Si on fait le bilan, l'équation économique, à terme, grâce à la force de la mutualisation retrouvée, à la force de l'euro retrouvé et donc à la force de l'Europe retrouvée, serait bénéfique. Il faut savoir qu'un fonds de 2300 milliards est un fonds très lourd, très solide qui pourrait être une quille ancrant l'euro. Nous pouvons le faire aujourd'hui grâce aux liquidités injectées par la Banque centrale européenne -70 à 80 milliards d'obligations, sont ainsi achetées par la BCE sur le marché tous les mois- et donc il faut le faire assez vite.
Si je prends l'exemple de la France, elle dépense grosso modo 45 milliards pour sa dette de sa dette. Cette dernière va donc passer de 2100 milliards à 1400 milliards puisqu'un tiers va être racheté par le fonds. Ces dépenses de charge de la dette (ie d'intérêts) vont donc passer de 45 milliards à 30 milliards. Le gain est donc de 15 milliards.
Ensuite, la France doit jouer complétement le jeu européen, c'est-à-dire qu'au moins la moitié de ses dépenses doit répondre à la grille édictée par le fonds. Ce sont les ministres de la défense qui gèreront ce fonds. C'était d'ailleurs l'une des recommandations de Monsieur Le Drian. Ce sont eux qui vont édicter les grilles de dépenses qui sont potentiellement éligibles. La France dépense environ 38 à 39 milliards d'euros en matière de défense. Elle peut donc gagner la moitié de cette somme si 50% de ses dépenses sont éligibles au remboursement, à savoir entre 18 et 19 milliards d'euros. On a donc une économie de 15 milliards dans le domaine de la charge d'intérêt de la dette et des taux d'intérêts et ces 18 milliards, ce qui équivaut à 33 milliards. En contrepartie, la France va verser 1,2 point de PIB, c'est-à-dire 24 milliards. Le bénéfice est donc de 10 milliards.
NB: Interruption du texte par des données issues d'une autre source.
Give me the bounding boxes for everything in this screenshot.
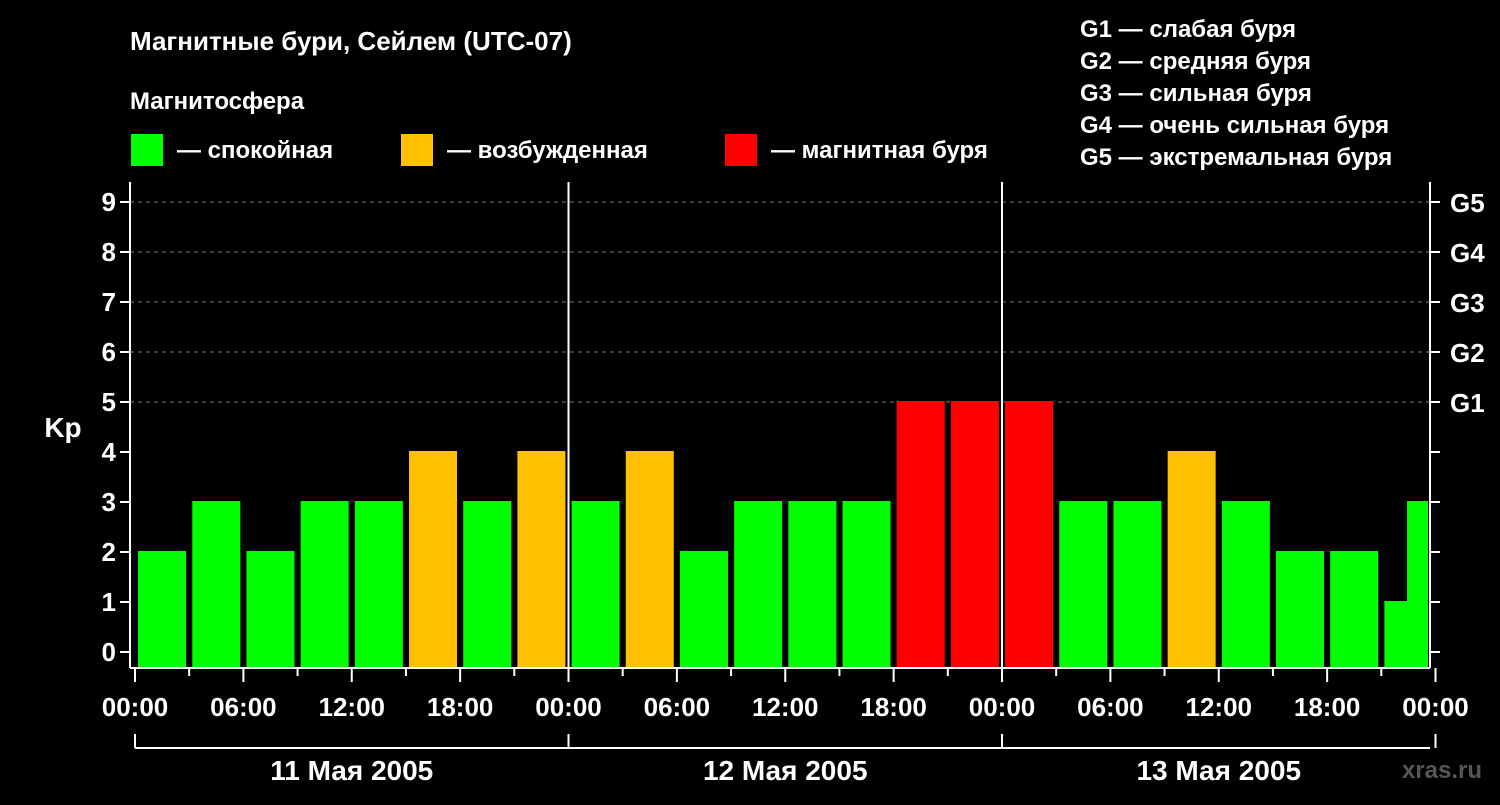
y-tick-label: 6 (102, 337, 116, 367)
legend-swatch-storm (725, 134, 757, 166)
g-tick-label: G2 (1450, 338, 1485, 368)
x-tick-label: 12:00 (319, 692, 386, 722)
kp-bar (1406, 501, 1428, 668)
y-tick-label: 9 (102, 187, 116, 217)
y-tick-label: 4 (102, 437, 117, 467)
x-tick-label: 00:00 (1402, 692, 1469, 722)
watermark: xras.ru (1402, 757, 1482, 784)
kp-bar (1059, 501, 1108, 668)
g-scale-g3: G3 — сильная буря (1080, 80, 1312, 107)
legend-swatch-quiet (131, 134, 163, 166)
legend-swatch-active (401, 134, 433, 166)
x-tick-label: 06:00 (210, 692, 277, 722)
x-tick-label: 12:00 (1186, 692, 1253, 722)
chart-figure: Магнитные бури, Сейлем (UTC-07) Магнитос… (0, 0, 1500, 800)
legend-label-quiet: — спокойная (177, 137, 333, 164)
g-scale-g2: G2 — средняя буря (1080, 48, 1311, 75)
kp-bar (409, 451, 458, 668)
kp-bar (138, 551, 187, 668)
x-tick-label: 12:00 (752, 692, 819, 722)
legend-heading: Магнитосфера (130, 88, 305, 115)
g-scale-g4: G4 — очень сильная буря (1080, 112, 1389, 139)
x-tick-label: 18:00 (1294, 692, 1361, 722)
g-tick-label: G1 (1450, 388, 1485, 418)
kp-bar (1276, 551, 1325, 668)
y-tick-label: 7 (102, 287, 116, 317)
kp-bar (571, 501, 620, 668)
y-axis-label: Kp (44, 412, 81, 443)
y-tick-label: 1 (102, 587, 116, 617)
y-tick-label: 0 (102, 637, 116, 667)
kp-bar (246, 551, 295, 668)
g-tick-label: G5 (1450, 188, 1485, 218)
x-tick-label: 06:00 (1077, 692, 1144, 722)
kp-bar (1167, 451, 1216, 668)
kp-bar (517, 451, 566, 668)
chart-title: Магнитные бури, Сейлем (UTC-07) (130, 26, 572, 56)
g-tick-label: G3 (1450, 288, 1485, 318)
x-tick-label: 18:00 (427, 692, 494, 722)
x-tick-label: 00:00 (102, 692, 169, 722)
kp-bar (950, 401, 999, 668)
day-label: 11 Мая 2005 (270, 755, 433, 786)
kp-bar (1113, 501, 1162, 668)
kp-bar (734, 501, 783, 668)
g-scale-g1: G1 — слабая буря (1080, 16, 1296, 43)
kp-chart: Магнитные бури, Сейлем (UTC-07) Магнитос… (44, 16, 1485, 786)
kp-bar (679, 551, 728, 668)
legend-label-active: — возбужденная (447, 137, 648, 164)
kp-bar (354, 501, 403, 668)
kp-bar (625, 451, 674, 668)
g-scale-g5: G5 — экстремальная буря (1080, 144, 1392, 171)
kp-bar (896, 401, 945, 668)
kp-bar (1005, 401, 1054, 668)
kp-bar (842, 501, 891, 668)
x-tick-label: 00:00 (969, 692, 1036, 722)
y-tick-label: 3 (102, 487, 116, 517)
kp-bar (788, 501, 837, 668)
kp-bar (1330, 551, 1379, 668)
x-tick-label: 06:00 (644, 692, 711, 722)
g-tick-label: G4 (1450, 238, 1485, 268)
day-label: 13 Мая 2005 (1136, 755, 1301, 786)
legend-label-storm: — магнитная буря (771, 137, 988, 164)
kp-bar (463, 501, 512, 668)
day-label: 12 Мая 2005 (703, 755, 868, 786)
y-tick-label: 8 (102, 237, 116, 267)
kp-bar (300, 501, 349, 668)
kp-bar (1221, 501, 1270, 668)
y-tick-label: 2 (102, 537, 116, 567)
y-tick-label: 5 (102, 387, 116, 417)
kp-bar (192, 501, 241, 668)
x-tick-label: 18:00 (860, 692, 927, 722)
x-tick-label: 00:00 (535, 692, 602, 722)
L'Allemagne, de son côté, ne dépense que 1,1 point de PIB pour sa défense. La mise en place de ce fond lui couterait 7 milliards si son niveau de dépenses de défense restait inchangé. Mais au fond, il apparaît normal que certains pays, qui dépensent moins, payent pour les autres puisqu'ils bénéficient de cet argent indirectement. Si en revanche, l'Allemagne monte à 1,8 ou 2% comme les autres, alors ce pays gagnera 3 milliards du fait de la mise en place du fonds. En d'autres termes, vous êtes un bon élève de l'Europe, vous gagnez. Vous êtes un moins bon élève en matière de dépense de défense, pour des raisons dont on ne va pas discuter, vous payez. Si tout le monde joue le jeu des 2%, alors tout le monde gagne dans cette opération avec certains objectifs qui peuvent être atteints : on règle le problème de l'endettement avec une remise à un niveau maastrichtien ; on a un mécanisme qui peut être assimilé à un embryon de défense européenne coordonnée ; on remonte à 2 point de PIB pour la défense qui est un enjeu absolument indispensable en ce moment ; nous créons un fonds de stabilité de l'euro pour la banque centrale et nos institutions financières qui nous permettrait peut-être de rebâtir un projet politique commun.